As health care coverage has expanded, area hospital networks have seen sharp declines in the cost of caring for those uninsured, reflecting a statewide trend in which hospital expenditures for so-called charity care have plummeted by more than 60 percent.
Premier Health and Kettering Health Network, which have hospitals or medical offices in seven area counties, have seen their charity costs decline by several millions of dollars in past years since Medicaid was expanded in the state under the Affordable Care Act.
Statewide, total uncompensated care costs — which include charity care plus the cost for patients who are unable or unwilling to pay — declined 64 percent from $1.2 billion before Medicaid expansion in 2013 to about $433 million this year, according to Ohio Medicaid. At the same time, Ohio hospitals saw their Medicaid shortfall inch up a mere 2 percent to about $490 million.
Officials attribute the decline to greater use of the Affordable Care Act and an expansion of Medicaid that has increased access to care for more than 600,000 previously uninsured Ohioans.
“It’s basically a wash,” said Mike Sims, vice president and corporate controller for Premier Health, referring to the decline in charity care costs compared to the hospital’s Medicaid shortfall — or the difference between what Medicaid reimburses hospitals for providing care and the costs of treating Medicaid patients.
Premier’s Medicaid shortfall increased by a whopping $14 million from $73.7 million in 2014, the first year of Medicaid expansion in Ohio, to $87.7 million last year, according to figures provided by the network. However, charity care costs nosedived by a commensurate $13.9 million.
Results vary by hospital, with some hospitals essentially breaking even while others rake in windfall profits as a result of charity cost savings, based on figures from the Ohio Department of Medicaid.
Medicaid expenses continue to grow despite enhanced reimbursements from the federal government for those covered by expanded Medicaid because reimbursements cover only a fraction of the actual cost of care. Still, health care reform has kept those costs in check while allowing many of the communities poorest and sickest residents to seek the help many desperately need.
“The Affordable Care Act (ACA) was a good thing,” Sims said. “It gave people access to insurance, and having that access gave them the opportunity to access services that they may not necessarily have used in the past.”
The ACA is composed of two main parts: Expansion of the Medicaid program to allow states to cover families with incomes less than 138 percent of the federal poverty level; and federal or state-regulated health insurance marketplaces, sometimes referred to as an exchanges, that provide subsidized coverage without job-based health insurance and not eligible for Medicaid.

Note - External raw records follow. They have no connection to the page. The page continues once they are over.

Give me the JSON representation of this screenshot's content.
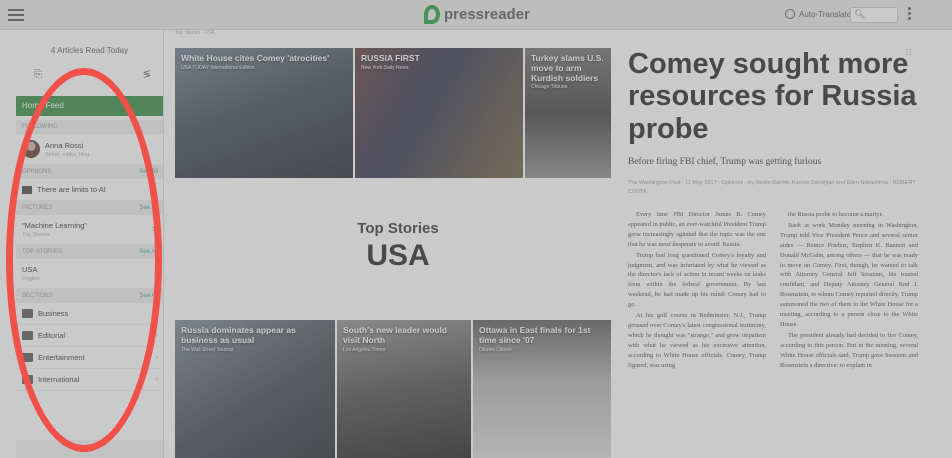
{
  "app": {
    "brand": "pressreader",
    "translate_label": "Auto-Translate",
    "search_placeholder": "",
    "accent": "#2e8b3b"
  },
  "sidebar": {
    "articles_read": "4 Articles Read Today",
    "home_feed": "Home Feed",
    "sections": {
      "following": {
        "head": "Following",
        "see_all": ""
      },
      "opinions": {
        "head": "Opinions",
        "see_all": "See All"
      },
      "pictures": {
        "head": "Pictures",
        "see_all": "See All"
      },
      "top_stories": {
        "head": "Top Stories",
        "see_all": "See All"
      },
      "sections": {
        "head": "Sections",
        "see_all": "See All"
      }
    },
    "following": {
      "name": "Anna Rossi",
      "sub": "Writer, editor, blog"
    },
    "opinion_item": "There are limits to AI",
    "picture_item": {
      "title": "\"Machine Learning\"",
      "sub": "Top Stories",
      "count": "10"
    },
    "topstory_item": {
      "title": "USA",
      "sub": "English"
    },
    "section_items": [
      "Business",
      "Editorial",
      "Entertainment",
      "International"
    ]
  },
  "main": {
    "crumb": "Top Stories · USA",
    "tiles": [
      {
        "title": "White House cites Comey 'atrocities'",
        "sub": "USA TODAY International Edition"
      },
      {
        "title": "RUSSIA FIRST",
        "sub": "New York Daily News"
      },
      {
        "title": "Turkey slams U.S. move to arm Kurdish soldiers",
        "sub": "Chicago Tribune"
      },
      {
        "title": "Russia dominates appear as business as usual",
        "sub": "The Wall Street Journal"
      },
      {
        "title": "South's new leader would visit North",
        "sub": "Los Angeles Times"
      },
      {
        "title": "Ottawa in East finals for 1st time since '07",
        "sub": "Ottawa Citizen"
      }
    ],
    "top_stories_label": "Top Stories",
    "top_stories_region": "USA",
    "article": {
      "headline": "Comey sought more resources for Russia probe",
      "subhead": "Before firing FBI chief, Trump was getting furious",
      "byline": "The Washington Post · 11 May 2017 · Opinions · by Devlin Barrett, Karoun Demirjian and Ellen Nakashima · ROBERT COSTA",
      "col1": [
        "Every time FBI Director James B. Comey appeared in public, an ever-watchful President Trump grew increasingly agitated that the topic was the one that he was most desperate to avoid: Russia.",
        "Trump had long questioned Comey's loyalty and judgment, and was infuriated by what he viewed as the director's lack of action in recent weeks on leaks from within the federal government. By last weekend, he had made up his mind: Comey had to go.",
        "At his golf course in Bedminster, N.J., Trump groused over Comey's latest congressional testimony, which he thought was \"strange,\" and grew impatient with what he viewed as his excessive attention, according to White House officials. Comey, Trump figured, was using"
      ],
      "col2": [
        "the Russia probe to become a martyr.",
        "Back at work Monday morning in Washington, Trump told Vice President Pence and several senior aides — Reince Priebus, Stephen K. Bannon and Donald McGahn, among others — that he was ready to move on Comey. First, though, he wanted to talk with Attorney General Jeff Sessions, his trusted confidant, and Deputy Attorney General Rod J. Rosenstein, to whom Comey reported directly. Trump summoned the two of them to the White House for a meeting, according to a person close to the White House.",
        "The president already had decided to fire Comey, according to this person. But in the meeting, several White House officials said, Trump gave Sessions and Rosenstein a directive: to explain in"
      ]
    }
  },
  "colors": {
    "annotation": "#f0524a",
    "header_bg": "#e9e9e9"
  }
}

While more Ohioans are covered by Medicaid expansion than the marketplaces by about a 3-1 ratio, the marketplaces have also played a key role in driving down hospital expenses, according to Todd Anderson, executive vice president of finance for the Kettering hospital system.
“At times, we see the same patient covered by a commercial product through the exchange that may have been covered by a Medicaid product,” Anderson said. “We see our community members regardless of their insurance. Our growth has enabled us to produce some excess revenue over expenses.”
From 2013 to 2014 — the first full year of ACA implementation — Kettering hospitals saw their charity care costs decline by $17.4 million, or 57 percent, from $30.5 million to $13.1 million — wiping out a $600,000 increase in Medicaid shortfall over the same period, according to figures from the network’s annual report. Kettering officials declined to break out charity care and Medicaid shortfall numbers for 2015.
Anderson was quick to point out that any net gain in savings from reduced charity care costs is poured back into the community in the form of new facilities and services. But that keeps costs growing, which means the charity cost savings only mitigates overall cost increases, he said.
“When I think about what we call our bottom line…obviously, what you see is a bottom line that continues to add value to our community,” Anderson said. “Medicaid expansion has helped. But at the end of the day, that Medicaid payment — although it’s something more than we received if that member didn’t have any funding — is still a shortfall to our costs.”
As a result, Kettering is constantly looking at ways to operate more efficiently, Anderson said. That’s a smart strategy when you consider the fate of Medicaid expansion is still uncertain.
Donald Trump, the Republican candidate for president, has repeatedly vowed to repeal and replace the ACA, which would impact 30 states, plus Washington, D.C., which have expanded Medicaid coverage under the law.
Even if Trump is not elected and federal funding remains in place, the Supreme Court has left Medicaid expansion up to the states. And that means Ohio legislators will have to decide next year whether to pick some of the cost of expansion, which, so far, has been fully paid for by the federal government.